Il y a une dizaine de jours, Manu, un Camerounais de 45 ans ,
découvrait avec stupeur le reportage d'Envoyé Spécial sur les
expulsions. Il souhaitait alors ne jamais subir le même sort, lui qui
demeurait sans-papier sur notre territoire depuis 15 ans. Dès le
lendemain matin, il était arrêté pour la première fois. Après 48 H de
garde à vue, il était conduit au CRA de Rennes.
C'est un agent qui le fit venir en France en 1993 avec un visa d'un
an pour jouer au football au FC Créteil. Malheureusement, une blessure
au genou l'éloigna rapidement des terrains et son contrat comme son
visa ne fut jamais renouvelé. Toute sa famille étant déjà installée en
région parisienne, il resta en France et reprit le foot dans d'autres
clubs tout en participant à l'encadrement des jeunes.
Sa passion pour le ballon rond le conduit en 2006 en Bretagne, où il
rencontre L. , sa compagne actuellement enceinte de 7.5 mois. Cette
future paternité le comblait de joie et il pensait sincèrement être
rapidement libéré pour assister à la naissance de son enfant. Il était
bien crédule et sous-estimait l'efficacité de la machine à expulser qui
piétine les droits les plus élémentaires.
Possédant un passeport , il n'aura fallu qu'une semaine à la France
pour reconduire au Cameroun ce futur papa dans des conditions dignes du
plus répressif des régimes. Humilié, frappé, attaché, trainé par les
pieds, ils se mettront à quatre pour contraindre par la force cet homme
à rentrer chez lui. Quatre gendarmes du CRA de Rennes capables de se
tranformer en de vulgaires geôliers haineux sans état d'âme frappant
celui qui disait vouloir résister pacifiquement à l'expulsion en
connaissant les conséquences : la prison en attendant la naissance de
son enfant.
Il hurlera son désespoir et son envie de rester en France réveillant
les autres retenus impuissants devant ce lynchage et sommer de regagner
expressément leur chambre en attendant leur tour ! "Ce n'est pas TON
pays !" lui martèlera le chef des bourreaux en lui assénant des coups
de poing et des coups de pieds dans l'abdomen avant de le traîner
jusqu'à la voiture où l'attendait l'escorte pour le conduire à Roissy.
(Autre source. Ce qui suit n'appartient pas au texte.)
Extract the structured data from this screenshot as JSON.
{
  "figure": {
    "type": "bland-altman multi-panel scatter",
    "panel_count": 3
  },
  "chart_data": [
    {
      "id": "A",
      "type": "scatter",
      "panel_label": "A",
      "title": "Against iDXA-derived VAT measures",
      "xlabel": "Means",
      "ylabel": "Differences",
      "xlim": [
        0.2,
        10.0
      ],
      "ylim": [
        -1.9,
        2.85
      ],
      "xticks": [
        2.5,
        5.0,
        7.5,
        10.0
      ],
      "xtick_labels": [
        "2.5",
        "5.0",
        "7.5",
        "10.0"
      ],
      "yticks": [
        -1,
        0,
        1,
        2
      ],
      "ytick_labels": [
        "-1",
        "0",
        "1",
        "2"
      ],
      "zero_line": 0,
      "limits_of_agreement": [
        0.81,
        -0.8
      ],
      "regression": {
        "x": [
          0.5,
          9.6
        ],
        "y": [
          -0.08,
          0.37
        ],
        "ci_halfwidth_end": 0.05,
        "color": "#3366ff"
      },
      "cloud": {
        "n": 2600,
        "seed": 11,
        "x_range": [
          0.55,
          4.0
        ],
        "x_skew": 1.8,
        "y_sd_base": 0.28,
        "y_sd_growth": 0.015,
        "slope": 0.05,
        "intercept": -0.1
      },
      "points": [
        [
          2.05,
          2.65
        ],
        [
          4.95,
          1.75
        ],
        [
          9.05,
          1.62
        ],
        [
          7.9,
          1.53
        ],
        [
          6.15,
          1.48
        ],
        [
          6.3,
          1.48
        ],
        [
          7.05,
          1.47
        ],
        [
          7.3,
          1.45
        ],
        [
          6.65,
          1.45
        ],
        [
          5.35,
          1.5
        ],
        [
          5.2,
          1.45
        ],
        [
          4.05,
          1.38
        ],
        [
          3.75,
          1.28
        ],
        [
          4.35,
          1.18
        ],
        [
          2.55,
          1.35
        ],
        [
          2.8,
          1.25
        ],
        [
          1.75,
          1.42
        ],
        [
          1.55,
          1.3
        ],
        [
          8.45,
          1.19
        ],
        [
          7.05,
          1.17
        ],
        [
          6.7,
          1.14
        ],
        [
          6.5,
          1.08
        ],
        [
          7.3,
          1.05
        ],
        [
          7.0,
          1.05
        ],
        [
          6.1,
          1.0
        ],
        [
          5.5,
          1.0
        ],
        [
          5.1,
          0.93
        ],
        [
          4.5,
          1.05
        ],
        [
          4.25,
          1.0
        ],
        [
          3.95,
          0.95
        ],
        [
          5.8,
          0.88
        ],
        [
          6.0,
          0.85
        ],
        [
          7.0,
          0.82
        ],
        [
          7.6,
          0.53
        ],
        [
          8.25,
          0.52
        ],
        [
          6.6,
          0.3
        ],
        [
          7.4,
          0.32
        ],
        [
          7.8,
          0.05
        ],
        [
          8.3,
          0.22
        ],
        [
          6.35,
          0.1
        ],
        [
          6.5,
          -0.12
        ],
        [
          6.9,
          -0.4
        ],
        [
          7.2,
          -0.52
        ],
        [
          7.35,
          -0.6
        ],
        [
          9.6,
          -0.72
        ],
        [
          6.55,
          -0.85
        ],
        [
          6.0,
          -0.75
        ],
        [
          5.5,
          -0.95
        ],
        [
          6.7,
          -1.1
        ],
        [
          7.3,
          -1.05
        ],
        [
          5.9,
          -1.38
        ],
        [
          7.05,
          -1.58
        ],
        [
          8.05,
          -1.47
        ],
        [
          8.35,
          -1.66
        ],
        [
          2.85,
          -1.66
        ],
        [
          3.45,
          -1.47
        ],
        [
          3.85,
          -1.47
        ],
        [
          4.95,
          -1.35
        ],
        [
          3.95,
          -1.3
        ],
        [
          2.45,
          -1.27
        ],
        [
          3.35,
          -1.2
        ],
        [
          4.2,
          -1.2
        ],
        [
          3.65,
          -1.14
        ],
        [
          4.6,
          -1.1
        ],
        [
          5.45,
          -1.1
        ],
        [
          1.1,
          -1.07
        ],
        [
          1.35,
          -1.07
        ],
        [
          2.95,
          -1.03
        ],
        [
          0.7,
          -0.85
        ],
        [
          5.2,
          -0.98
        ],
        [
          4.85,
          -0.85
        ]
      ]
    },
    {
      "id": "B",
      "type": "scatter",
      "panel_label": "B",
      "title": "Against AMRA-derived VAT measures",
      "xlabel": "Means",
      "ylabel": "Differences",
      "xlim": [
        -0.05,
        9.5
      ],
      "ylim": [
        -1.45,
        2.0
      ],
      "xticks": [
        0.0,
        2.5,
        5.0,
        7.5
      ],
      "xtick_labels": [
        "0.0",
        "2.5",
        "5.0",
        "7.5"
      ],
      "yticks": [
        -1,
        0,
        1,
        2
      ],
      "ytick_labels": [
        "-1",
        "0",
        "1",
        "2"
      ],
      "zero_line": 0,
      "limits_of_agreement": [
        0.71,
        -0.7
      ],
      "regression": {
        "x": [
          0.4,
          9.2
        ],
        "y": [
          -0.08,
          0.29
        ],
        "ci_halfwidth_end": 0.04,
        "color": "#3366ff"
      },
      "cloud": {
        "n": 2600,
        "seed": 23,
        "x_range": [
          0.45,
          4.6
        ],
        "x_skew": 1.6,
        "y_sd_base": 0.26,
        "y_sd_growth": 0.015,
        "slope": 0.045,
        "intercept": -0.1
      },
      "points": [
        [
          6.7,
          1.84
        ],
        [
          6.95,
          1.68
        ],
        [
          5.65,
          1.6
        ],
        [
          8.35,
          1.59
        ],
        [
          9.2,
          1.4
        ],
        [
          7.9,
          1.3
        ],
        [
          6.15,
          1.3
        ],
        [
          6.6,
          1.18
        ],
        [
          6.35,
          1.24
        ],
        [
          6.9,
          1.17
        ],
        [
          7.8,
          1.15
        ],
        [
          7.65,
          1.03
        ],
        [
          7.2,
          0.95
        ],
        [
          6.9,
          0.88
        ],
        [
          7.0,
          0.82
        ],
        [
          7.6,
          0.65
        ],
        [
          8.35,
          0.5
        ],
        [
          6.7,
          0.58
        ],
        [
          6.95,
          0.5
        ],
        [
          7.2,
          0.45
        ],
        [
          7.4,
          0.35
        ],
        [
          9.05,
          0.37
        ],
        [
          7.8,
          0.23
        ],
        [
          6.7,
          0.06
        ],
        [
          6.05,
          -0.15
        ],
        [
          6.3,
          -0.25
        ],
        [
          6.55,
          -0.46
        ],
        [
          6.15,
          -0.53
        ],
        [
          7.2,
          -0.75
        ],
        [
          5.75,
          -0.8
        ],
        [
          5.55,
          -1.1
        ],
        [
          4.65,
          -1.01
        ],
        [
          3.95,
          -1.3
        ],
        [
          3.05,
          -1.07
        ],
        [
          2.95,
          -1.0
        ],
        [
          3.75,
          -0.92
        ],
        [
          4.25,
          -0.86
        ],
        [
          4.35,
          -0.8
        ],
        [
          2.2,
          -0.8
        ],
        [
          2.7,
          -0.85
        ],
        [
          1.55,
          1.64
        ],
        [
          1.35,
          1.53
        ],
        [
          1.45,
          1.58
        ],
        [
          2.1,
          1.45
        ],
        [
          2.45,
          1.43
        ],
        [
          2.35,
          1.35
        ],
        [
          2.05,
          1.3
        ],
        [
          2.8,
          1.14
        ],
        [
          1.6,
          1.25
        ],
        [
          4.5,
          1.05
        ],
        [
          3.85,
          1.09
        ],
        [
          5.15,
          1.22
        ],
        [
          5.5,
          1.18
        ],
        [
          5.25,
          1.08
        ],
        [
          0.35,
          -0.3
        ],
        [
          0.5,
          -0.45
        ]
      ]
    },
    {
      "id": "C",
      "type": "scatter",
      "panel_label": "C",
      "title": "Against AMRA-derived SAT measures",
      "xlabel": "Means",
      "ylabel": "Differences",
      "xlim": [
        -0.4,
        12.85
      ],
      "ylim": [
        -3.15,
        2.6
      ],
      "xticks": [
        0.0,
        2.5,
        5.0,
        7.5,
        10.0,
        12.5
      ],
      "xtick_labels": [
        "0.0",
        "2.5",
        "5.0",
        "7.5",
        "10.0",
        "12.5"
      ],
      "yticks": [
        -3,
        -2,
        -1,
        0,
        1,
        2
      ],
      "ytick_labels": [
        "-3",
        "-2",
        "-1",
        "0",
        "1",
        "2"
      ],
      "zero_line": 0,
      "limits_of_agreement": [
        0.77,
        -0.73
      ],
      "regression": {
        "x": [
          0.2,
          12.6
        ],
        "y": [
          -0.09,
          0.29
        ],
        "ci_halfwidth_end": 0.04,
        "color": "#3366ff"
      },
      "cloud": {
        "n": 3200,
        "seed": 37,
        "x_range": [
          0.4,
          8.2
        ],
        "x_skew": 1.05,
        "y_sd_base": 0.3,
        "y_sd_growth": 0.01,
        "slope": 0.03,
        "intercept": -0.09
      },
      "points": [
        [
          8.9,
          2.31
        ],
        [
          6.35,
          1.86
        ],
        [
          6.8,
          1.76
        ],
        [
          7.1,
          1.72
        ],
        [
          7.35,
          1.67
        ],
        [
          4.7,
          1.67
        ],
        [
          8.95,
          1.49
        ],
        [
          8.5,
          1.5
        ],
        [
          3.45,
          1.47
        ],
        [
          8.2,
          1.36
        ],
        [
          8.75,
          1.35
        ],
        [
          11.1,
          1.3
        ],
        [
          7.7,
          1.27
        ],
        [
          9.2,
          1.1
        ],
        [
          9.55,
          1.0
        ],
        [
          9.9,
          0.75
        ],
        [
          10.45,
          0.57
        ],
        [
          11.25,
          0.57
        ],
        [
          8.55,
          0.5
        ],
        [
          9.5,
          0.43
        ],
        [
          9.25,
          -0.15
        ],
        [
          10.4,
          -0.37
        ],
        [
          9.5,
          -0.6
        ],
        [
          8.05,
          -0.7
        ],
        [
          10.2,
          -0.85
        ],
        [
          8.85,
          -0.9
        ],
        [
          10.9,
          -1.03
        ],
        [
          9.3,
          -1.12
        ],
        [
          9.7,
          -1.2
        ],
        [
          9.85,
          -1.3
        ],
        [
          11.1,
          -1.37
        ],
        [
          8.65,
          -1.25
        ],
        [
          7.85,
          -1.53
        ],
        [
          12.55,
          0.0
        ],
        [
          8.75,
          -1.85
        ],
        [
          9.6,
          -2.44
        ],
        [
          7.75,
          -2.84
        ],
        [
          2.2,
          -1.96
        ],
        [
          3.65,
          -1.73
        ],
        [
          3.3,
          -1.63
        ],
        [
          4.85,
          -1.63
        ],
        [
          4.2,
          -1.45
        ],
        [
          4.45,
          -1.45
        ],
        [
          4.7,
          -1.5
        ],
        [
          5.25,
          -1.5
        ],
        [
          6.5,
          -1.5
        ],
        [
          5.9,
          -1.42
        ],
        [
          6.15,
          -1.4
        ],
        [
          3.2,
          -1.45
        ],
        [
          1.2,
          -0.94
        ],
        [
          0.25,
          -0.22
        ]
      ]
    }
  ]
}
Une fois à l'aéroport, il appellera lui même sa compagne pour lui
annoncer qu'il ne peut plus lutter, qu'il préfère monter "docilement"
dans l'avion que de recevoir une deuxième salve de coups sur des zones
déjà endolories. La violence a eu raison de la détermination d'un homme
qui avait peur d'être "déporté" (ce sont ses mots laissés sur une
messagerie comme une bouteille à la mer).
Nous ne verrez jamais de telles scènes de violence dans Envoyé
Spécial mais sachez qu'elles existent et que les images mises en scène
que l'on veut bien nous montrer sont toujours bien en dessous de la
vérité.
Quel est ce pays qui enferme les bébés, comme le petit M., 15 mois,
actuellement au CRA de Rennes avec sa maman (Cf pétition) et qui traite
comme un chien galleux un futur papa d'enfant français ? Comment
expliquer à cet enfant qui va ouvrir les yeux en France, ce beau pays
démocratique, qui à décider à quelques jours de sa naissance,
d'expulser son père qui vivait ici depuis 15 ans juste pour un bout de
papier ! Honte à notre pays qui donne volontiers des leçons de droits
de l'homme à la terre entière et qui aime tant condamner les conditions
de détention dans le reste du monde. Comment de tels actes peuvent-ils
être commis sur notre territoire en toute impunité en étant cautionner
et encourager par un gouvernement qui se plait à nous répéter les
objectifs de 26 000 expulsions pour 2008 comme pour satisfaire les
derniers électeurs les plus extrêmistes qui le soutiennent encore.
Inutile de rappeler que les objectifs de 25000 pour 2007 n'ont pas été
atteints malgré tous les efforts de B.Hortefeux, le "porte-flingue", le
bon petit soldat droit dans ses bottes à la tête d'un ministère
nauséabond.
Manu ne pouvait imaginer en regardant les scènes d'expulsion devant
sa télé, qu'une semaine plus tard il serait à son tour la victime de
cette politique du chiffre totalement déshumanisée.
Sachez Monsieur Hortefeux que notre détermination à vous empêcher de
réaliser vos objectifs est plus que jamais aussi forte que les coups
portés par vos gendarmes sur Manu !
Aujourd'hui Manu est de retour dans un pays où personne ne
l'attendait plus, les poches vides, le corps brisé et le coeur meurtri
de laisser en France une femme enceinte inconsolable.